Is there a general solution for time syncing an Arduino, a Windows machine and a Raspberry Pi to within 0.1 seconds?

All three things are taking measurements and each one has it's own idea of local time which makes it difficult to correlate the readings. They are linked via a MQTT network but latency varies between 0.1 and 1 second depending on the congestion level so having one device broadcast a master clock will cause the others to jump forwards and backwards in time which will mess up the measurement timestamps.

Hello,
take a WWW search engine and ask for Lamport Clock.

Alternative: don't use the transmitted timestamp from the device, but the local timestamp from your MQTT Server on receive.

Do you need a full time stamp (say DDMMYY HHMMSSsss) or is relative time (say milliseconds since start) good enough ?

Sounds complicated. I shall do some more reading.

you have a complicated task, too. :nerd_face:

Messages will have a variable amount of time jitter (network latency) making it impossible to determine exactly when they occurred.

Relative to an absolute point in time, for example midnight, so that a full DDMMYY HHMMSSsss timestamp can be constructed when saving the data to disk.

Hello
I will give you the advice to do some own studies about system time sychronization

if the client captures the timestamp at the time it makes a request as well as the timestamp of the response, can't it estimate the the latency by dividing the difference (response - request) to determine the latency which is added to the timestamp from the server. (if the client returns a timestamp when it receives the request, all the better) (see network time synchronization)

this same approach can be done periodically to maintain the time

Have you tried setting up your own NTP server? One example: How to sync time with a server on Raspberry Pi? – RaspberryTips

From reading that link it looks like conventional NTP takes many minutes to synchronize the clocks and doesn't attempt to do better than 128ms. Unfortunately the Arduino doesn't have a battery backed RTC to remember the time between reboots so I need a system that gets going within a few seconds of startup.

i helped implement i believe PTP when i worked on a 4G femtocell. that needed very precise time and was adjusted by speeding up or slowing down the TCXO.

an earlier version used a modified version of NTP. but in general, i believe NTP is just getting the time and i don't believe accounts for delay (but there appear to be some enhanced versions)

Probably having all three systems being ruled by each a radio-controlled clock would eliminate the jitter.
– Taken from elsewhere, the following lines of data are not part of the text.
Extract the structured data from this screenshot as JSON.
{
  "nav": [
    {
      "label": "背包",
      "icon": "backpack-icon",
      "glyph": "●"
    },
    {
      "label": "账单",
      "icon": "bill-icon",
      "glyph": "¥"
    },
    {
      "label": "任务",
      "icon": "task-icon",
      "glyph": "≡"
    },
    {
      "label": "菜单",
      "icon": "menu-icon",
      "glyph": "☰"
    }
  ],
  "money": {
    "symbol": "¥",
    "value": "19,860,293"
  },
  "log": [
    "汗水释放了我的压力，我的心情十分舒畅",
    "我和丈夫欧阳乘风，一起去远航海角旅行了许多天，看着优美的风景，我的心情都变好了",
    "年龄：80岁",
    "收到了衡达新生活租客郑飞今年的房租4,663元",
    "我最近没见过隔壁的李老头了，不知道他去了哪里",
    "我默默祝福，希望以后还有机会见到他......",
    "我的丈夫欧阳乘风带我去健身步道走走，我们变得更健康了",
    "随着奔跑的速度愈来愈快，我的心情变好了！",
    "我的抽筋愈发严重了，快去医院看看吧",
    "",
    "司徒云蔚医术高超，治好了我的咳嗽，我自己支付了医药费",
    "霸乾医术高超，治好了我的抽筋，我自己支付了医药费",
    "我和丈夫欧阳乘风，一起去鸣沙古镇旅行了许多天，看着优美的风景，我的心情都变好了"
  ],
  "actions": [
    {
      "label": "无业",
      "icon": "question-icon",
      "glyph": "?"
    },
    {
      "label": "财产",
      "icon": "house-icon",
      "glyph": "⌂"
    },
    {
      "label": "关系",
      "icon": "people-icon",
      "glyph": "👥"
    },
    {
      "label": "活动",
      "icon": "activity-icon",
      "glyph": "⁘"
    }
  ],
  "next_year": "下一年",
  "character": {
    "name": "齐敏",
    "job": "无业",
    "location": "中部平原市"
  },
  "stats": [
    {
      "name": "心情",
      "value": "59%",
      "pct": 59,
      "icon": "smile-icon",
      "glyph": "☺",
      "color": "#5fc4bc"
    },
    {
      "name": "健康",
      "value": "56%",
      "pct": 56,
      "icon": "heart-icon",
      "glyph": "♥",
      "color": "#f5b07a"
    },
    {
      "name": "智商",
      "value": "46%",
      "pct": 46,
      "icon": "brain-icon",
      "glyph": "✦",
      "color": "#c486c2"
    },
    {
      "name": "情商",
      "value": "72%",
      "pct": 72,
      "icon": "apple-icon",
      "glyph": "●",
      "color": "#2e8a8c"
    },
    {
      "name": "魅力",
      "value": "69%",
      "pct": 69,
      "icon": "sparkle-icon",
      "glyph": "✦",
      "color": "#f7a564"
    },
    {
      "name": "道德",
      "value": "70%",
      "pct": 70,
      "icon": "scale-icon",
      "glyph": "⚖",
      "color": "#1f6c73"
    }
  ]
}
Alternatively having 3 RTC modules that synchronize once a day with a single given UTC packet (at best at nighttime) between them would not prevent some remaining latency, but prevent the nasty jitter.

Unfortunately the Arduino doesn't have a battery backed RTC to remember the time between reboots

That's easy and extremely cheap to add.

You have been asking for a detail "How to sync three devices in time.

if you describe the real thing

  • what do you measure? temperature?, pressure?
  • what measuring-intervals?
  • what are the distancies between the three devices?
  • what obstacles like walls or whatever are between the devices?
    -Are you in the receiving area of the wireless signal of an atomic clock?

After describing that a lot more possible solutions can be suggested.